18 oct 2021

Sault, the mysterious London collective whose last album self-destructed

Since the release of their excellent debut album in 2019   5which mixes soul, funk, post-punk and sometimes trip-hop, the members of Sault have never played their music live, have not revealed their name and even cultivate a secret about their number. Their last album, Nine, was deleted by them ninety-nine days after it was unveiled, making the soul collective the most punk band of the moment.

Sault’s album “Nine”, released in June 2021 on the Forever Living Originals label and removed from platforms ninety-nine days later.

It is not so uncommon, when looking for an artist’s album on streaming platforms, that it is nowhere to be found. This is often due, for example, to the mixtape Nostalgia, Ultra (2011) Frank Ocean, to disputes with other musicians who claim plagiarism and declare the samples of their melodies illegal. These masterpieces were then only available on YouTube, in their unofficial version, to the great displeasure of those who produced them… And fans too. However, it sometimes happens that some records self-destruct. This is the case of Nine, the fifth album by the mysterious London collective Sault, which, at the request of its authors, was deleted ninety-nine days after its release. 


You have to be very bold, probably a little punk and a bit anti-capitalist to give up royalties, but also the recognition that an opus can generate. Unveiled almost a year after the band’s two twin albums, Untitled (Black Is) and Untitled (Rise), released in 2020 and echoing the Black Lives Matter protests, Nine arrives on June 25, 2021 and, according to a post by Sault on his Instagram account, remains available for purchase and streaming until October 2. Then, this story of the childhoods spent in social housing projects in London, where the members of the collective are from, disappeared, leaving behind, on YouTube, a pirated and slightly sizzling recording.

To understand the meaning of this brutal, committed and enigmatic eradication, we must look at identity for a moment – musical, visual and simply personal – of the band, which clearly wanted to hit as hard as Radiohead at the exit ofIn Rainbows, and thumb its nose at the industry, which, despite the streams it has earned on Spotify or Apple, pays artists too little (or not at all). While Thom Yorke’s band released the first album to download online, at a free price, in 2007, and invented (unintentionally) streaming, Sault unveils a record with a sober track, whose sleek cover displays “NINE” on a black background, written with matches. These same matches that will be, like the album, consumed in three, two, one… zero.


The London collective could, to make up for this shortfall in the profits of its latest album, have started a world tour, scoured the indie venues of European and American capitals and indulged in an XXL promotion. But Sault, who has made the underground his business, did not give a concert and did not speak anywhere. Because that’s what his identity is: he doesn’t have one. We only know about him that his art is unclassifiable and that he has no face. Since the release, in 2019, of his excellent first album 5 which mixes soul, funk, post-punk and sometimes trip-hop, its members have never played their music live, have not revealed their names and even cultivate a secret about their number. With all-black covers, just embellished with numbers written with matches or photos of hands – fist raised or palms glued together – and the absence of music videos, the band with five studio albums stirred up English pop, tirelessly making fans and critics speculate. 
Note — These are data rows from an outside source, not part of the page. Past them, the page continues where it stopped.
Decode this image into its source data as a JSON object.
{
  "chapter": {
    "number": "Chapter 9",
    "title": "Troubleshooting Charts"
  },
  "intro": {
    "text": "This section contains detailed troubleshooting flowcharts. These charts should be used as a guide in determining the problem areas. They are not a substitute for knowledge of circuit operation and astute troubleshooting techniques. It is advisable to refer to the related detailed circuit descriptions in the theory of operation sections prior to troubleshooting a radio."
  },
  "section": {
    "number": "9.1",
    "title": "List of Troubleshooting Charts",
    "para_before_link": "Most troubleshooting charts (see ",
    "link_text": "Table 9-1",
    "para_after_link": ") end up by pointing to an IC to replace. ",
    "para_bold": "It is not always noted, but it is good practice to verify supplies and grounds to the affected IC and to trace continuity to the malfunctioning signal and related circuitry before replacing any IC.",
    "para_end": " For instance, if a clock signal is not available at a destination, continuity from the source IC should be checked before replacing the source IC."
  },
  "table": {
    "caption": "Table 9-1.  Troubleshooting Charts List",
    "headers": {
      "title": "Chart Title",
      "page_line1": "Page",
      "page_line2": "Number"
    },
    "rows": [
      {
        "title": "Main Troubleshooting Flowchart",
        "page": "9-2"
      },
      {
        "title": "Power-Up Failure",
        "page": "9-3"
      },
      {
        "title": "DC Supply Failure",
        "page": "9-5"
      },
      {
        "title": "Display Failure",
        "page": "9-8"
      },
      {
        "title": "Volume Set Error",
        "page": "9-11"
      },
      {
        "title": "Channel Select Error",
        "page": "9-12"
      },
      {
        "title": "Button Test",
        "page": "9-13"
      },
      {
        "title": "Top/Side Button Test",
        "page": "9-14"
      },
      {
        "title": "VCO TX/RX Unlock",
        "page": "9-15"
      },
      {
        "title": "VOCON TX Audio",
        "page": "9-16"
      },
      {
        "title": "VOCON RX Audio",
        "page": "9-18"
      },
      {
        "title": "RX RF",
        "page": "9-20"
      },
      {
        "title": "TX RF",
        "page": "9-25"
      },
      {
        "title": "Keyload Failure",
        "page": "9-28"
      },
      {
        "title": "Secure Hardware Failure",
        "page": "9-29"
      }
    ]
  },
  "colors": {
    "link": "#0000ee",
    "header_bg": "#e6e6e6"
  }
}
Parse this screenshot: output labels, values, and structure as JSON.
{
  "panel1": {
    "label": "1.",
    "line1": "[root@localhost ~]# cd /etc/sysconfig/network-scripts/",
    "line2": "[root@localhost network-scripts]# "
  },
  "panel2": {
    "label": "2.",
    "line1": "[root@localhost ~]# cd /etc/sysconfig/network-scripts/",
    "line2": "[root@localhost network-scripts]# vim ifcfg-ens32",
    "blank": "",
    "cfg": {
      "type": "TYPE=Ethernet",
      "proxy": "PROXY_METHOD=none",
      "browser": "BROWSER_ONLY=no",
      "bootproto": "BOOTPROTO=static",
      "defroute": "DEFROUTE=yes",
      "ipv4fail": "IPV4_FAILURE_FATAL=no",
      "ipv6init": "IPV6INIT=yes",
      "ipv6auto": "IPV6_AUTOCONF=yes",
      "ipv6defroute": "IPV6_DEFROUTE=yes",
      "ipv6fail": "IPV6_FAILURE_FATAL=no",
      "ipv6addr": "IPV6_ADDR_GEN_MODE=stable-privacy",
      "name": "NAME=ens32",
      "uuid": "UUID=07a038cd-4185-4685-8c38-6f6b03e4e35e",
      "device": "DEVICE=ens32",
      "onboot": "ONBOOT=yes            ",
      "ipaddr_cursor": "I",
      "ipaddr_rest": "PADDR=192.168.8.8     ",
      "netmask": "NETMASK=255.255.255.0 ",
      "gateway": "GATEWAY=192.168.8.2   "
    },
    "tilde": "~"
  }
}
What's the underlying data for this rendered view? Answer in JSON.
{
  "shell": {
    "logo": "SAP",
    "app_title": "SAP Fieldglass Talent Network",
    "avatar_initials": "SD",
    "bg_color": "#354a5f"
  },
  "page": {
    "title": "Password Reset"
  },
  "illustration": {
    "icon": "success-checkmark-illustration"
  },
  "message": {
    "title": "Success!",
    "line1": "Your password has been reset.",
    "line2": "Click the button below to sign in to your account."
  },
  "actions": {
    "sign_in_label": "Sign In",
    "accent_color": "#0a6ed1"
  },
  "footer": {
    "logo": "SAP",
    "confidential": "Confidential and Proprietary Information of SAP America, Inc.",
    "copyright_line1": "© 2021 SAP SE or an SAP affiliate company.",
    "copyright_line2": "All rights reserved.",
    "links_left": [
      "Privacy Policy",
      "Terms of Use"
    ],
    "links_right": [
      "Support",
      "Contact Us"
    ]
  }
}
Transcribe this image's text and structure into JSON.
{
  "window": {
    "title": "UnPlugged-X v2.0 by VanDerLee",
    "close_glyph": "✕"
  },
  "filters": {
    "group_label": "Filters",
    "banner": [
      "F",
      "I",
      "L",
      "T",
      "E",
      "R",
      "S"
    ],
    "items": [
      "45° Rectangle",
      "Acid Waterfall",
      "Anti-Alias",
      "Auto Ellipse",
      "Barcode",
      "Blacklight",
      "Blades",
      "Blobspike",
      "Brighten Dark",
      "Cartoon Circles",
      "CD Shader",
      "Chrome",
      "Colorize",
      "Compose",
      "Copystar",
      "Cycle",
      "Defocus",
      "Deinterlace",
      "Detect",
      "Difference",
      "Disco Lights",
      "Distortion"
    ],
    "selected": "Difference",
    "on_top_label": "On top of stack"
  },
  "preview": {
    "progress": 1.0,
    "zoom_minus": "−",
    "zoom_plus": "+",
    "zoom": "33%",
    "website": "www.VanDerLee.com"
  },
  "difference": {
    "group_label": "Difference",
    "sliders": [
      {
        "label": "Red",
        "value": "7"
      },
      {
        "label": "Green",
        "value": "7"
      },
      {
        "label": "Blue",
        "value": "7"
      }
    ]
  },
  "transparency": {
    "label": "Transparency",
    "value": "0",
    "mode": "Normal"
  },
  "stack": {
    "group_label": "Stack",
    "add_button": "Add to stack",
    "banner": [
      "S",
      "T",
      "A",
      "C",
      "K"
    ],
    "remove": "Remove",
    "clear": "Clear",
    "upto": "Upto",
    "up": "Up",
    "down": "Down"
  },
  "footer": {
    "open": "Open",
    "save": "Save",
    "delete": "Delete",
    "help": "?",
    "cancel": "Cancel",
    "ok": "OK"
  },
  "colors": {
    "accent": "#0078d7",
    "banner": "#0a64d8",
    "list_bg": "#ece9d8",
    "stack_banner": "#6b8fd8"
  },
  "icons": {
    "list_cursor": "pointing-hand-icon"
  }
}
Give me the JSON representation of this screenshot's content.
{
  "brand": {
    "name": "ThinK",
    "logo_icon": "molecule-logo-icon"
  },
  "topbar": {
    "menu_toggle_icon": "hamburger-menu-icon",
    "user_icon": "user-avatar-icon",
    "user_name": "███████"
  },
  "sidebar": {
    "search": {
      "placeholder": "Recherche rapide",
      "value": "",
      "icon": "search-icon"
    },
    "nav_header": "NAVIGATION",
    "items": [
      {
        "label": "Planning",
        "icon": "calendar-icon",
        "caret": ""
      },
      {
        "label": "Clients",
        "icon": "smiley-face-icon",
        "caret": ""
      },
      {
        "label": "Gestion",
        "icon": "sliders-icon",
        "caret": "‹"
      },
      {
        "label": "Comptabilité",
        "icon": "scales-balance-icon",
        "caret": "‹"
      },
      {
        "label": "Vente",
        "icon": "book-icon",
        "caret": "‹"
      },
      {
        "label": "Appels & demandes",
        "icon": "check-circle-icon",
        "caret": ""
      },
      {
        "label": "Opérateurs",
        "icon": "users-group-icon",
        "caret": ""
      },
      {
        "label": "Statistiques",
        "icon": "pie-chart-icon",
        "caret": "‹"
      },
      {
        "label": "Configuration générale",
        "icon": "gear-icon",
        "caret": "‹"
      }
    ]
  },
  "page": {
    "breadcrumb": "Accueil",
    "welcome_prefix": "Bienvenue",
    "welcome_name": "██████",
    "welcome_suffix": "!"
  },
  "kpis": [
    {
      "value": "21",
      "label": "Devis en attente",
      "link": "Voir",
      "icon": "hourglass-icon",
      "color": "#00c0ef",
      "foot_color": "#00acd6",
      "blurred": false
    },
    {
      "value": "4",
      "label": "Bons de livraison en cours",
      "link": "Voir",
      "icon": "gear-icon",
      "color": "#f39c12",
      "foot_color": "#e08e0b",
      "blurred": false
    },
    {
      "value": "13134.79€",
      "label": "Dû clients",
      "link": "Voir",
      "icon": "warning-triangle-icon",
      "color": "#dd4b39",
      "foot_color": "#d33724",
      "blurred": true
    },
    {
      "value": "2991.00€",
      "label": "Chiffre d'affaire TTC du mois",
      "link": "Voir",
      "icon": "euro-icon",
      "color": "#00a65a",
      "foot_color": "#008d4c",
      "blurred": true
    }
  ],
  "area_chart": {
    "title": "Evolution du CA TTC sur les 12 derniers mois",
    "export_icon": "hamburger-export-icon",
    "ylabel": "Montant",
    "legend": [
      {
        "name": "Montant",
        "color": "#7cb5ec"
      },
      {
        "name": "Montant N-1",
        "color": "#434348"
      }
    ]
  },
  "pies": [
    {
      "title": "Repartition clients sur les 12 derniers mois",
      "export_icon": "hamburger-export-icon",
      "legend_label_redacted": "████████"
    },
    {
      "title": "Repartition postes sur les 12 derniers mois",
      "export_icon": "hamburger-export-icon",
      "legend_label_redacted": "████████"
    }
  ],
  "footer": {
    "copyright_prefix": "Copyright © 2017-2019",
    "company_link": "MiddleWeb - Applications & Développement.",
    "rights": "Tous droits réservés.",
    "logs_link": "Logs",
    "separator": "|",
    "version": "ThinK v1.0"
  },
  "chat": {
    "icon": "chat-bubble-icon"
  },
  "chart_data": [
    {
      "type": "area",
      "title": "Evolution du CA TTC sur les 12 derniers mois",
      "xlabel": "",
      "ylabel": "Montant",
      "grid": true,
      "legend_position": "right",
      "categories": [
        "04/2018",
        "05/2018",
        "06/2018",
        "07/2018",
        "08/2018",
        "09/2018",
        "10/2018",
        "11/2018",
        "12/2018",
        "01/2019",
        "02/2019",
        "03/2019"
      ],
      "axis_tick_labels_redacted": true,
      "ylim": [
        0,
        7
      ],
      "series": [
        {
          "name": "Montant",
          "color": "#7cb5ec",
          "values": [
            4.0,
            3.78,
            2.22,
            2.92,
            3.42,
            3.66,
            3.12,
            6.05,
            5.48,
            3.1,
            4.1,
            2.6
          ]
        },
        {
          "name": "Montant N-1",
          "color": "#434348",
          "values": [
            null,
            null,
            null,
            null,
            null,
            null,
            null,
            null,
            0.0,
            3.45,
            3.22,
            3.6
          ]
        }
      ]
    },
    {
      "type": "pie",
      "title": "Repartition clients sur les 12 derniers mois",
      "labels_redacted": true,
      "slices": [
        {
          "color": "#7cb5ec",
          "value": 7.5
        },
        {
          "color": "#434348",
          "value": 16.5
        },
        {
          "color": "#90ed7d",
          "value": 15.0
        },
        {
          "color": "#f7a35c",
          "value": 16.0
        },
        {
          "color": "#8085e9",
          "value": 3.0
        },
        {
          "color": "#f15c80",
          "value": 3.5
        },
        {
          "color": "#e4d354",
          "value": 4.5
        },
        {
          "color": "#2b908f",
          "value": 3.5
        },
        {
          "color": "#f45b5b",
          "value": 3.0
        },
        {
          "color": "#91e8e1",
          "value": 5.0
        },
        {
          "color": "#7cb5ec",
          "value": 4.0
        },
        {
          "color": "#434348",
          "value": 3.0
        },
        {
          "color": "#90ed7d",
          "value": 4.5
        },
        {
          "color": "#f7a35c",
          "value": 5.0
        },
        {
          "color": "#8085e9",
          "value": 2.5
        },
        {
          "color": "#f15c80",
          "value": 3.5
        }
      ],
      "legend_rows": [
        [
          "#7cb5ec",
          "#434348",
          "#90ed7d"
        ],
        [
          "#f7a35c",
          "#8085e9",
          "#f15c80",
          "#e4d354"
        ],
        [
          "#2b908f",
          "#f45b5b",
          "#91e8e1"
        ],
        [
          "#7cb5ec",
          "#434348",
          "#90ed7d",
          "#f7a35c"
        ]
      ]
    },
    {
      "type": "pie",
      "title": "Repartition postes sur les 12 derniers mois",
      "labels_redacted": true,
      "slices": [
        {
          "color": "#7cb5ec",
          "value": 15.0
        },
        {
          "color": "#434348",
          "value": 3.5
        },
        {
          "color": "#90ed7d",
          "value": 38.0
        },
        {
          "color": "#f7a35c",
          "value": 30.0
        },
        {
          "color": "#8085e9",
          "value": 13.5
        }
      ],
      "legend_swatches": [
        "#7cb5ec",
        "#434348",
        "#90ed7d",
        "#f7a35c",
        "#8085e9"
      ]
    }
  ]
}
On the Internet, everyone has their own prediction. Some mention a certain Dean Josiah, a close collaborator of singer Michael Kiwanuka (winner of the prestigious Mercury Prize in 2020), as one of the composers, while other journalists (from the Guardian for example) imagine soul singer Cleo Sol and rapper Kid Sister, sometimes credited on some of the Kanye West, like the voices of the group. These two are the only ones, along with Sault, to be signed to a mysterious British label, Forever Living Originals… For our part, if we dream that Dean Blunt, the virtuoso Londoner who flirts with folk, rock, rap and even metal on his personal projects, is the instigator of the project, we are sure of only one thing: you don’t need a surname to be a great artist.

Untitled (Black Is)

and Untitled (Rise),

by Sault, available.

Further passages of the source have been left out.